TCS is addressing these challenges through its Chiplet-based System Engineering Services, designed to help semiconductor firms shift to modular design. The approach speeds up time to market while reducing design complexity and cost.

Prasad says: "By breaking down complex designs into smaller modules that can be designed, validated and reused independently, we significantly cut development time and expense, lowering risk compared to building monolithic chips from scratch."

The approach offers flexibility vital for data centre chip development. TCS helps clients connect validated chiplet modules using standardised interfaces, simplifying integration and testing.

Designs can also be customised by combining general-purpose and specialised chiplets, enabling unique configurations optimised for AI workloads such as large language model training or edge inference.

Thermal management remains a key issue, especially in 3D stacking used for advanced packaging. Here, TCS also supports clients by designing and verifying critical interconnects and cooling solutions to enable dense and high-performance systems.
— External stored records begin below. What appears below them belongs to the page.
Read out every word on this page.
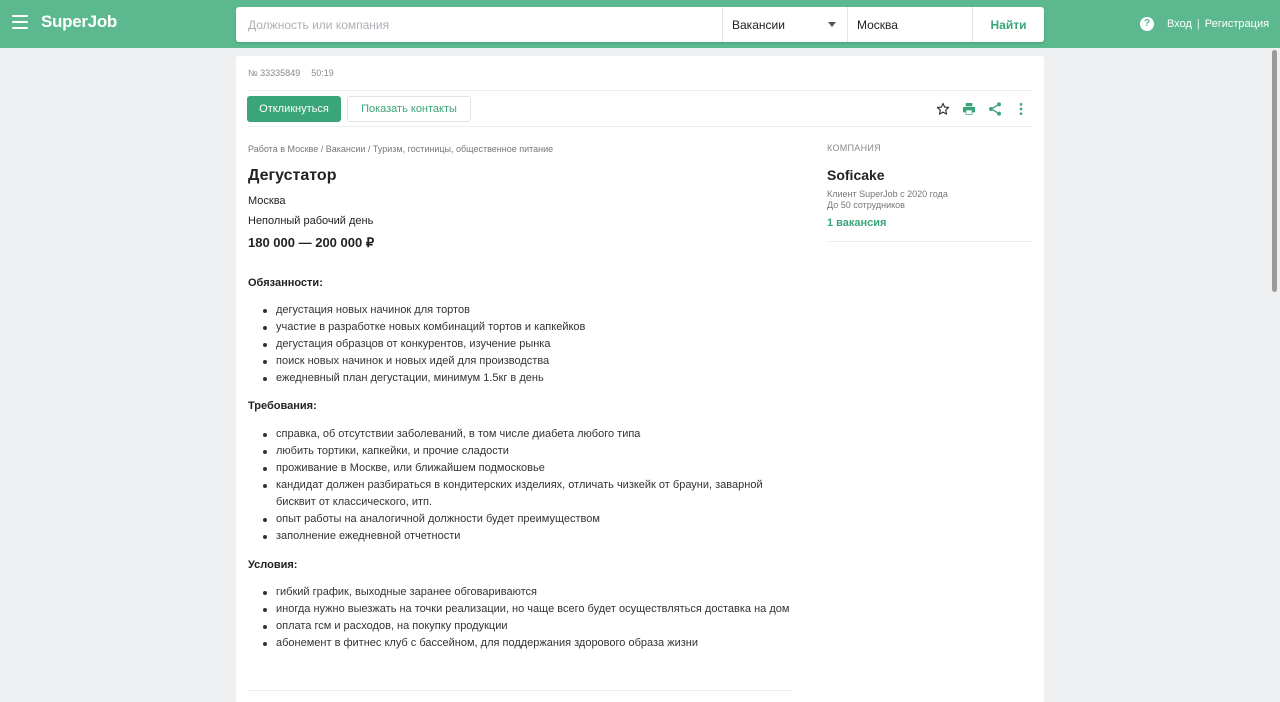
SuperJob
Должность или компания	Вакансии	Москва	Найти	?	Вход | Регистрация
№ 33335849 50:19
Откликнуться	Показать контакты
Работа в Москве / Вакансии / Туризм, гостиницы, общественное питание
Дегустатор
Москва
Неполный рабочий день
180 000 — 200 000 ₽
Обязанности:
дегустация новых начинок для тортов
участие в разработке новых комбинаций тортов и капкейков
дегустация образцов от конкурентов, изучение рынка
поиск новых начинок и новых идей для производства
ежедневный план дегустации, минимум 1.5кг в день
Требования:
справка, об отсутствии заболеваний, в том числе диабета любого типа
любить тортики, капкейки, и прочие сладости
проживание в Москве, или ближайшем подмосковье
кандидат должен разбираться в кондитерских изделиях, отличать чизкейк от брауни, заварной бисквит от классического, итп.
опыт работы на аналогичной должности будет преимуществом
заполнение ежедневной отчетности
Условия:
гибкий график, выходные заранее обговариваются
иногда нужно выезжать на точки реализации, но чаще всего будет осуществляться доставка на дом
оплата гсм и расходов, на покупку продукции
абонемент в фитнес клуб с бассейном, для поддержания здорового образа жизни
КОМПАНИЯ
Soficake
Клиент SuperJob с 2020 года
До 50 сотрудников
1 вакансия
"Using chiplets, we can also accelerate design cycles by leveraging validated modules and connecting them with standardised interfaces," says Prasad. "At TCS, we support our clients by designing and verifying these critical interconnects and advanced packages, including addressing challenges like heat dissipation in 3D stacking, enabling greater flexibility, scalability and cost-efficiency, which are vital for the rapid pace of the AI revolution."

TCS has already worked with a major North American semiconductor company to streamline chiplet integration into a unified package, demonstrating the viability of this approach in bringing AI chips to market faster.

Interconnect and packaging advances underpin data centre gains

As chiplets move closer to mainstream use, the role of interconnects becomes critical. In traditional monolithic chips, all elements reside on a single silicon die, allowing fast communication. Chiplet-based systems, however, must rely on high-speed interconnects between discrete components inside one package.

"Interconnect performance is absolutely crucial for chiplets, it's the backbone of this new architecture," says Prasad.

For AI applications, the interface between memory and processors is often the performance bottleneck. High-Bandwidth Memory (HBM), which places memory and compute within the same package, helps reduce this. HBM is particularly useful for data centre chips designed to run AI and machine learning workloads that require high throughput and low latency.

Industry standards like Universal Chiplet Interconnect Express (UCIe) support this development. UCIe provides a unified, high-bandwidth, low-latency communication standard for chiplet integration across different vendors.

"Key breakthroughs and industry standards like UCIe are critical, providing a standardised, high-bandwidth, low-latency interface for seamless chiplet integration regardless of the manufacturer," says Prasad.

In addition to UCIe and HBM, packaging techniques such as 2.5D and 3D stacking help increase component density, although they introduce cooling challenges that TCS helps clients resolve.

Looking to the future, Prasad believes that chiplets will support specialised chip development across a broad range of applications, including hyperscale data centres and intelligent edge devices.

"This will allow chipmakers to rapidly create custom solutions for incredibly diverse applications, from hyperscale data centres training the largest models to tiny edge devices like robots, autonomous vehicles, smart appliances or industrial machinery with embedded intelligence."

Adaptability is essential for scaling AI capabilities without the constraints of Moore’s Law. Chiplet-based design brings new architecture to semiconductor design, enabling hardware that evolves with AI demands across all sectors.

"The path forward is clear: sustaining the next wave of AI will require more than incremental scaling of existing systems," he explains. "It calls for rethinking semiconductor design at a fundamental level."